Nella cornice di una Roma insolita e multietnica, lontana dagli stereotipi da cartolina e dai racconti delle periferie, emerge una narrazione profonda e toccante grazie anche all’interpretazione di Isabella Briganti. Il film Holy Shoes, opera prima di Luigi di Capua, è un’elegante narrazione sull’ossessione verso gli oggetti che hanno per noi un valore che va oltre quello strettamente legato alla materia. In questa intervista, l’attrice, che interpreta la madre di Goffredo nella serie Rai Mameli, ci racconta come ha affrontato la sfida di dare vita a un personaggio complesso come Agnese, una presentatrice di successo la cui vita viene stravolta da un trauma.
“Vivere a Roma, una città che percepiamo come una terra di nessuno, non è facile per una persona come Agnese. La sua vita è vuota, focalizzata solo sulla bellezza e la carriera”. Briganti racconta che per il ruolo ha studiato la vita di varie presentatrici, attrici e influencer. “Non volevo copiare nessuna di loro, ma osservare le loro traiettorie mi ha fatto capire quanto spesso queste persone non siano felici né in pace con se stesse, nonostante la fama”.
Ad Agnese viene amputata una gamba e perde tutto ciò su cui aveva investito. Briganti spiega che per portare sullo schermo lo smarrimento di chi non ha più punti di riferimento ha dovuto fare i conti con i suoi traumi personali. “È stato doloroso, ma anche liberatorio. Freud ci insegna che i traumi dell’infanzia agiscono sempre, anche se sotto traccia, influenzando chi siamo.

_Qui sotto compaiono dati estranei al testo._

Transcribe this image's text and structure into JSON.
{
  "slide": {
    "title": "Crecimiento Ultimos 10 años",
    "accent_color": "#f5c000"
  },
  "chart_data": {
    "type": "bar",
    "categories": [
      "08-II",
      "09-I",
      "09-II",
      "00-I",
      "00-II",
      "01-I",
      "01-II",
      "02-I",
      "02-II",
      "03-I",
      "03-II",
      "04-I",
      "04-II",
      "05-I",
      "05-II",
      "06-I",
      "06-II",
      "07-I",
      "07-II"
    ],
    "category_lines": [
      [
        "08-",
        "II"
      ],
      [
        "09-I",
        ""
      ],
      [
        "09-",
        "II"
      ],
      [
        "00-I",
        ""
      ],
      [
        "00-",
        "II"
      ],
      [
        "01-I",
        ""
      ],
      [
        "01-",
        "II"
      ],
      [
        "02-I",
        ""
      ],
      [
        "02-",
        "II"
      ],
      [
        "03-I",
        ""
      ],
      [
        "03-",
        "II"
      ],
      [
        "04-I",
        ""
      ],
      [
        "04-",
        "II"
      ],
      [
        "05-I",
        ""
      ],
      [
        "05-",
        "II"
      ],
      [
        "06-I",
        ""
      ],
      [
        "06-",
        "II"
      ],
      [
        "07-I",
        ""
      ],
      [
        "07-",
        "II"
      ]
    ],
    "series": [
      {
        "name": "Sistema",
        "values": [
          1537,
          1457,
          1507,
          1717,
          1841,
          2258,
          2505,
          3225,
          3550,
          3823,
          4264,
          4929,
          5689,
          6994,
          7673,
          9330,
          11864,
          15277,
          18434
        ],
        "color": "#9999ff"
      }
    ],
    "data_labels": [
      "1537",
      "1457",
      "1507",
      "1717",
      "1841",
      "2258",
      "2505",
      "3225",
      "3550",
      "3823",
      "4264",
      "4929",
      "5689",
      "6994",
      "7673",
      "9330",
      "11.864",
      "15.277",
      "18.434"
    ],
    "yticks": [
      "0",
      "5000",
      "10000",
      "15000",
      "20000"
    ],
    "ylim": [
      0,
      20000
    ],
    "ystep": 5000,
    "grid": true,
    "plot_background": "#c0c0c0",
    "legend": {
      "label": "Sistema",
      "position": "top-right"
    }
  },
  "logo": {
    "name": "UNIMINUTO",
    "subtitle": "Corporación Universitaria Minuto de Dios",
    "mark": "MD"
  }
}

Aprire vecchie ferite mi ha permesso di dare autenticità al personaggio, trasformando il dolore in forza creativa”.
Holy Shoes, al cinema dal 4 luglio con Academy Two, esplora il tema degli oggetti e, in particolare l’acquisto compulsivo di scarpe che secondo la psicologia risponderebbe alla necessità di colmare un vuoto esistenziale. “Durante le riprese, ho iniziato a cambiare la mia percezione sulle cose che fanno parte della nostra vita e il loro ruolo nei cambiamenti della società. Se parliamo di scarpe, ho capito quanto la scarpa con il tacco abbia contribuito alla rivoluzione sessuale della donna. Gli oggetti acquisiscono un’anima quando noi gli conferiamo significato. Questo film mi ha fatto riflettere sul potere disfunzionale degli oggetti che spesso ci offrono una gratificazione emotiva immediata ma di breve durata. È facile essere intrappolati nel desiderio di possedere, dimenticando ciò che è veramente importante”.
Gli oggetti entrano in gioco nel linguaggio non verbale. Dalle scarpe indossate da una persona si possono dedurre aspetti, non solo del suo status, ma soprattutto tendenze emotive. “Ho iniziato a vedere l’abbigliamento e le scarpe non solo come beni materiali, ma come estensioni della nostra identità. Ho riconosciuto che ogni oggetto può avere un significato profondo, ma è essenziale non farsi consumare dal desiderio di avere tutto quello che vediamo. La consapevolezza di quanto possiamo diventare schiavi degli oggetti è stata una lezione preziosa”.
Un messaggio di liberazione da una schiavitù di cui siamo un po’ inconsapevoli spinti da una società dive non esisti se non possiedi. “Agnese, dopo aver toccato il fondo, rinasce. Questo ci insegna che possiamo trovare la felicità solo se troviamo il coraggio di svincolarci dai fardelli inutili che ci trasciniamo per tutta la vita. Il film è un invito a riscoprire i veri valori della vita e a non lasciarci condizionare dai modelli sbagliati di chi muove le fila invisibili delle nostre vite”.